Daniel Schreiber versucht sich daran zu erinnern, wann es kippte und er kein Glück mehr beim Trinken empfand, sondern in die Abhängigkeit geriet. Er schreibt vom Selbstbetrug und geht auch darauf ein, wie viele Menschen in eine Alkoholabhängigkeit geraten und wie hoch der Anteil der Bevölkerung ist, der alkoholabhängig ist.

„Alkoholismus ist eine Volkskrankheit, so weit verbreitet wie Diabetes. Es gibt Menschen, die trinken können, und es gibt Menschen die abhängig werden, wenn sie trinken. Nach der letzten Erhebung der Bundeszentrale für Gesundheit gehören in Deutschland ungefähr 27 Prozent der erwachsenen Bevölkerung zu den Menschen, die nicht in der Lage sind, ohne schwerwiegende gesundheitliche und psychische Folgen zu trinken.“

Aus „Nüchtern“ von Daniel Schreiber

Im Laufe des Essays beschreibt er den Weg aus der Sucht, wie es ihm geholfen hat und immer noch hilft, dass es das Netz der Selbsthilfegruppen gibt, die ihn auffangen. Er schreibt von dem Moment, als er sich ein anderes Leben vorstellen konnte und von der großen Angst, die ihn begleitet. Er lässt uns an seinem Weg aus der Sucht teilhaben und begleitet diese Reisebeschreibung mit statistischen Daten und einer gesellschaftlichen Analyse.

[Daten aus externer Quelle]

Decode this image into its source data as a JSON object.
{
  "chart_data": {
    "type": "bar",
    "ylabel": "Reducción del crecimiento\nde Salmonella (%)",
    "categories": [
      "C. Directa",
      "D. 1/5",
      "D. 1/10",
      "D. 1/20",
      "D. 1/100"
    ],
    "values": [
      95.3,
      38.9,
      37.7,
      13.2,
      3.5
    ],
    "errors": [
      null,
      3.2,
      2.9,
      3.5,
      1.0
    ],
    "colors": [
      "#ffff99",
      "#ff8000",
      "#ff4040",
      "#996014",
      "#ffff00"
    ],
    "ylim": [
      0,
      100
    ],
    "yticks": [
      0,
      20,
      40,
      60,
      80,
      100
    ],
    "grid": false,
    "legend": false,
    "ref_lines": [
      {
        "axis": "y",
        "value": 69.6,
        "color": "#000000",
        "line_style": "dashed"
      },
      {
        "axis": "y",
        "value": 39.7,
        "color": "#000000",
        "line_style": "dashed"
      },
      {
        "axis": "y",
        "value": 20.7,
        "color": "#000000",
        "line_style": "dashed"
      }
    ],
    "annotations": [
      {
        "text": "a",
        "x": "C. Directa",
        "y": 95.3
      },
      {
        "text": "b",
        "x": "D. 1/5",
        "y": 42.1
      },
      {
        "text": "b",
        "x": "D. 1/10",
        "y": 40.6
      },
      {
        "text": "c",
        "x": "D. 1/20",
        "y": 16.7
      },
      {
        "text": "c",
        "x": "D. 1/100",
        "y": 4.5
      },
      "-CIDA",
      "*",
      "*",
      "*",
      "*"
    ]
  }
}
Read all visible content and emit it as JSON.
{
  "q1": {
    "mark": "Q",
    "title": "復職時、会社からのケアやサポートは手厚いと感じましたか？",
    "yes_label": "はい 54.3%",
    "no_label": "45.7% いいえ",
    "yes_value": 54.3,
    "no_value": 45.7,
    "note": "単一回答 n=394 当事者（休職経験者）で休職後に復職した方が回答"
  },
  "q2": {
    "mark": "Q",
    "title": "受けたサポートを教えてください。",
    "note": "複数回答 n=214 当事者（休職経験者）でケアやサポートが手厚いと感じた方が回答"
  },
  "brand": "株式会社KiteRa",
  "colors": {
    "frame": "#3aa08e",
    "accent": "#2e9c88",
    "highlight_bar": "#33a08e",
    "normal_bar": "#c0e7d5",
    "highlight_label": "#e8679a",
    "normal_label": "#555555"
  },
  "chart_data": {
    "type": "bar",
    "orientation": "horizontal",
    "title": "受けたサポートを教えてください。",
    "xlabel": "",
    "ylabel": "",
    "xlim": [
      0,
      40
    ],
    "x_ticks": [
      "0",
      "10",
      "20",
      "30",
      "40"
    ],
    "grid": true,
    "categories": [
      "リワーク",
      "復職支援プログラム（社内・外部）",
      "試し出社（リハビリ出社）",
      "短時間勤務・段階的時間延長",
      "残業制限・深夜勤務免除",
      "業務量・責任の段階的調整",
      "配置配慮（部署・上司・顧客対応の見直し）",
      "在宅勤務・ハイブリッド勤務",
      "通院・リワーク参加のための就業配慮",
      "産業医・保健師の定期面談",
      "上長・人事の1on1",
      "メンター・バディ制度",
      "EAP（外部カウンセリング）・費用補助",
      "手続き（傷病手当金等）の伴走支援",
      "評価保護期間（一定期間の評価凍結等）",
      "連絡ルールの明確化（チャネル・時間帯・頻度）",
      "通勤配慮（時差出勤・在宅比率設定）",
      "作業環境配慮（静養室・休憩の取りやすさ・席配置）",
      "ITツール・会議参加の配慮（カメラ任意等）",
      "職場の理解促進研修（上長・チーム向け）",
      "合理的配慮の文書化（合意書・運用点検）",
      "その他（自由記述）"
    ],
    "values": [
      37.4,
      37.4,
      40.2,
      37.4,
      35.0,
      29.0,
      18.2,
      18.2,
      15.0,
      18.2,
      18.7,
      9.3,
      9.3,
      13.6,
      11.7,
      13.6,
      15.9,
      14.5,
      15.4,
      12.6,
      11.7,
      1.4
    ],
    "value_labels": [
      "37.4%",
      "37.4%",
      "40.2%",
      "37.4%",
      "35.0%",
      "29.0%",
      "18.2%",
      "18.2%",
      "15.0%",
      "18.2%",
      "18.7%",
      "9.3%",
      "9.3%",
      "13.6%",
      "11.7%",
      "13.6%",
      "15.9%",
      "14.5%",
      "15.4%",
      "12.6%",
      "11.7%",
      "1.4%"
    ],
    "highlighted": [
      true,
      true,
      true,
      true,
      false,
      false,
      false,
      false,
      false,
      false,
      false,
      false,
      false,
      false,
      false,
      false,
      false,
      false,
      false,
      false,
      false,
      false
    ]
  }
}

„Abhängigkeit ist – um in den Bildern der Neurobiologie zu bleiben – der Versuch einer synaptischen Abkürzung, der Versuch, mehr von dem zu bekommen, was man braucht, indem man alles, was man zu brauchen glaubt, auf eine Substanz, den Alkohol, projiziert. Wenn man eine Substanz derart besetzt, wird es schwer, seine Bedürfnisse auf eine andere, eine reale Art und Weise zu befriedigen. Nüchtern kann man genau das.“

Aus „Nüchtern“ von Daniel Schreiber

Wie hat mir „Nüchtern“ gefallen?

„Nüchtern“ stand schon eine ganze Weile auf meiner Leseliste und so ist es bei meiner Auswahl #12für2026 gelandet. Valerie Wagner wollte dieses Buch auch schon lange lesen und so haben wir es gemeinsam gelesen und Kapitel für Kapitel darüber diskutiert. Ein intensiver Austausch war das, danke dafür!

Alkohol ist in unserer Gesellschaft etwas Normales und solange du dich nicht komplett abschädelst, verlotterst, Haus und Hof versäufst, ist das Trinken gesellschaftsfähig oder besser „normal“. Auf jeden Fall ist Sucht in den meisten Fällen immer etwas, das einen auf gar keinen Fall nicht selbst betrifft, man hat sich ja im Griff usw.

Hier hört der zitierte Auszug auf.